Eric Barden, who left SPD in December, said first responders should have more power to force people into treatment after they reverse an overdose, comparing that near-death experience to someone who tries to jump off the bridge. In the former case, he said, first responders have to let the person walk away.
“That’s not what we do with somebody who’s going to jump off the bridge. We try to save them, and then we take them and we involuntarily commit them to treatment, because we know that they’re in a place that’s going to ultimately lead to their death. And there is absolutely no intellectual difference between the addict who is overdosing and is going to kill themselves than the person that’s about to jump off the bridge, and yet we treat them very, very differently.”
(Not to belabor this too much, but “treatment” is not one thing and it is incredibly difficult to access if you’re poor. Also, the state’s involuntary treatment act has strict standards for commitment, and even those who meet the standards can only be detained for a maximum of 14 days.)
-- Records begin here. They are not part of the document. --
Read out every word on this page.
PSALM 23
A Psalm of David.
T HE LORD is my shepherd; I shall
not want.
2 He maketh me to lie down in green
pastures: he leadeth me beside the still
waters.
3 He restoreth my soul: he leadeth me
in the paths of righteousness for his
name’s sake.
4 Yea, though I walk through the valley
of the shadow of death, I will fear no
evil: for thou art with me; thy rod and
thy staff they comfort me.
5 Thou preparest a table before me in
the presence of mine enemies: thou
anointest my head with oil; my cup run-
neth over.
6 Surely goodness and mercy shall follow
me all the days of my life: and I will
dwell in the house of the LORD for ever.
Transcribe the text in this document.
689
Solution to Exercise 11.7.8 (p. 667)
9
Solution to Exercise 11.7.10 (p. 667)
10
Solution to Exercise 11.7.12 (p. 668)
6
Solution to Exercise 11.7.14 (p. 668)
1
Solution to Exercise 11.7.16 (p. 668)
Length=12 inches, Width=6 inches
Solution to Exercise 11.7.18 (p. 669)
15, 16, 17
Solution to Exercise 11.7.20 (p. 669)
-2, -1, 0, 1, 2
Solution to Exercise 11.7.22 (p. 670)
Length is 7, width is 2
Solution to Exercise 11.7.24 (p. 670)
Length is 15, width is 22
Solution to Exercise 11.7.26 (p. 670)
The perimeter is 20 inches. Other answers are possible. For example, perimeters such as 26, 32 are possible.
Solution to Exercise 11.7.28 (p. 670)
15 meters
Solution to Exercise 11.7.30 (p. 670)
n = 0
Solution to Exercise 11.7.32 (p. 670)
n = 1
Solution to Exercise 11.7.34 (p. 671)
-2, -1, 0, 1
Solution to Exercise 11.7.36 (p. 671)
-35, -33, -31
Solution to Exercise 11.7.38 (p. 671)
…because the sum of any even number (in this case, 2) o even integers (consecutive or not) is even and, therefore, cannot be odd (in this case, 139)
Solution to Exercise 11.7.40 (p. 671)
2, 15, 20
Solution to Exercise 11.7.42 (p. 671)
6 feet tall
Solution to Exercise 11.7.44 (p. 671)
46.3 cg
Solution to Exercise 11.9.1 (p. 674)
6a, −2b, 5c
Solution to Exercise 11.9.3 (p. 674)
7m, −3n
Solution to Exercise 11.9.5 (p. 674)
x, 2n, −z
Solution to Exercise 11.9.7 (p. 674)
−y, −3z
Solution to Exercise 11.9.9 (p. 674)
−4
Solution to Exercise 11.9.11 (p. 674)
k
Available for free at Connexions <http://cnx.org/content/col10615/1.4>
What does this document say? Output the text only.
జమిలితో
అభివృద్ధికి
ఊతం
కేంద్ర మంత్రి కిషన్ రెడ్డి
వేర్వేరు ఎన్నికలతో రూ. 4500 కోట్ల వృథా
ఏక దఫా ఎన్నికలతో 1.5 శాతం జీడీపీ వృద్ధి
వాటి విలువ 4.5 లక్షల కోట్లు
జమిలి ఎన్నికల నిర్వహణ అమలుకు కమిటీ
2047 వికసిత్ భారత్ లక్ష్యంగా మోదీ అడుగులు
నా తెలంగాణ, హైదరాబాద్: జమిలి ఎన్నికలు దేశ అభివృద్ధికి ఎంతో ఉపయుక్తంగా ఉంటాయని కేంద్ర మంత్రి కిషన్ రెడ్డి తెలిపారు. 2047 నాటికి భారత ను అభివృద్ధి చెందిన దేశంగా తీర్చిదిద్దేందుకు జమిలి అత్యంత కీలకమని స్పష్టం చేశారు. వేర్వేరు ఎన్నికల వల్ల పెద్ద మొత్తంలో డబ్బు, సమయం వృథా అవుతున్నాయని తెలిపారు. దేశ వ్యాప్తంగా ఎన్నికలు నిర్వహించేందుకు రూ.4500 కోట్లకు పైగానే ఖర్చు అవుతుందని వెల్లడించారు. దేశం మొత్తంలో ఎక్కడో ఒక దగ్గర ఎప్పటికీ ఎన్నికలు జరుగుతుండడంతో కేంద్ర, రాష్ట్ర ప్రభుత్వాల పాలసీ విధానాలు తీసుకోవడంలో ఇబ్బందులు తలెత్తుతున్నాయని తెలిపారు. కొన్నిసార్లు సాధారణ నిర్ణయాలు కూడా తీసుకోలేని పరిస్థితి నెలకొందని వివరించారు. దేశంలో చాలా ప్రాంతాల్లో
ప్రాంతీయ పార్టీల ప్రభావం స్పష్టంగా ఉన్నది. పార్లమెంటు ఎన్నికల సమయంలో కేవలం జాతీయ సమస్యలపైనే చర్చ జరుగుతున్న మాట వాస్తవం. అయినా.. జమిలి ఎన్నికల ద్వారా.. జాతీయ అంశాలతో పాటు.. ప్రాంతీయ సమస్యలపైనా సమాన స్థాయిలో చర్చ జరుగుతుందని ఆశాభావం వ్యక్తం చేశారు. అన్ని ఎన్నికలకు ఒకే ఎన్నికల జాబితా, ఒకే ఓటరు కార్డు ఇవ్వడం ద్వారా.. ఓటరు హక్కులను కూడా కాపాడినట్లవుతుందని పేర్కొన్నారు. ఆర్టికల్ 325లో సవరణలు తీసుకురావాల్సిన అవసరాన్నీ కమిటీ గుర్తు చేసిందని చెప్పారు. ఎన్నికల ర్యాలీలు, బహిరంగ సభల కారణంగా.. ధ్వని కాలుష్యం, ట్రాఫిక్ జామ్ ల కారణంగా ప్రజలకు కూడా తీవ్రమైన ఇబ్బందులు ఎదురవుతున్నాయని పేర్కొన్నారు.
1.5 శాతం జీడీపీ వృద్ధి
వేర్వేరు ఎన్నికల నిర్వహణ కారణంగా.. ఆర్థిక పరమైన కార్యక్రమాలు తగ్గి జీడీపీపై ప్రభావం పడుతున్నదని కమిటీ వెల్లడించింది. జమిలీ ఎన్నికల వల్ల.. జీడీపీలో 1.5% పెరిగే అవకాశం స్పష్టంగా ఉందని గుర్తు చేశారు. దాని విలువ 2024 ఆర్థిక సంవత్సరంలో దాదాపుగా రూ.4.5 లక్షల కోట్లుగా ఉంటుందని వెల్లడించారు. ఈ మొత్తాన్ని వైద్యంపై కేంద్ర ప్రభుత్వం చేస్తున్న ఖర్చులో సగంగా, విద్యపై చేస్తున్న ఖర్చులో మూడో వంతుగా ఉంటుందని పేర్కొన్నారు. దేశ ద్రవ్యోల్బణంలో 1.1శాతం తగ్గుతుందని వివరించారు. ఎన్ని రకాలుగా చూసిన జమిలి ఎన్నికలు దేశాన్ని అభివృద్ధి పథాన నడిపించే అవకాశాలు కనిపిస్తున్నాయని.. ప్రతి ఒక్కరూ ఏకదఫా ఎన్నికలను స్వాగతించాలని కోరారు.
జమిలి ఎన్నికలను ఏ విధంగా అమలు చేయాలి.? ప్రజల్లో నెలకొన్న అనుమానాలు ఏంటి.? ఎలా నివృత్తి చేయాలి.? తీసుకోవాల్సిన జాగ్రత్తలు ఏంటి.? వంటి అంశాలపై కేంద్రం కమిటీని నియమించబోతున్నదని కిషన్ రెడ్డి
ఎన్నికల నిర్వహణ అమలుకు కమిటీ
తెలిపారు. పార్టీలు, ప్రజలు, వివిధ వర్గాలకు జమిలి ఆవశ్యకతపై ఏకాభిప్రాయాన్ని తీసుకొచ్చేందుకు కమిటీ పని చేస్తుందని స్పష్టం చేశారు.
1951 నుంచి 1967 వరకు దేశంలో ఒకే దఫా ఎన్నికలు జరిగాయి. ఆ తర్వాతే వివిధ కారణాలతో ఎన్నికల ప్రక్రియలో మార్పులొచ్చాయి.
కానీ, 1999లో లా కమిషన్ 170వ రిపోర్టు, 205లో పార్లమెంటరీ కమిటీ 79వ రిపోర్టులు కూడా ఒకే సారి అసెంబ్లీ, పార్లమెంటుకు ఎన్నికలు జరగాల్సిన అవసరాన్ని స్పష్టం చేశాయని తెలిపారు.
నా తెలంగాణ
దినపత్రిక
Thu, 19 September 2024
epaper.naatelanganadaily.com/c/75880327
Barden said she and her husband have different perspectives on addiction because “he’s generally informed by the worst-case scenario.” But, she added, fentanyl is different than other drugs, in that it’s deadly and can cause cumulative brain damage. (Again, not to belabor, but: Same goes for alcohol.) “If it’s predictable that you’re not going to be here in a couple years, I do think we should be thoughtful about that,” Barden said. “We can’t just keep Narcaning the same kid without [us] taking some kind of accountability.”
Editor’s note: This post initially misstated Eric Barden’s former position; he was deputy chief of SPD, not assistant chief. Amy Barden also reached out after publication to clarify that in her final quote, she meant that “we in public safety should assume accountability, not the person being revived again and again.” We have updated the post to reflect these changes.

What on earth is a “directional harm reductionist”? I’ve worked in harm reduction for years and have never heard this term used.
One of the biggest problems we face here in behavioral health are the obstacles for getting treatment; it’s hard to stick with jumping all the hurdles and the time it takes to get that bed, 96% of those that start the process to get a bed never make it in. One of the greatest tools has been the all-Peer Recovery Navigator Program which has, thanks to their partnering with Valley Cities, ABHS and other treatment providers, has been able to provide SUD and co-occurring beds pretty much on demand. They have been a godsend for case managers and MHP’s around King County and the state. The State Senate is proposing to cut the program entirely on the new budget which is coming up for a vote SOON. Time to write your Senators folks, let’s not lose the best solutions we have!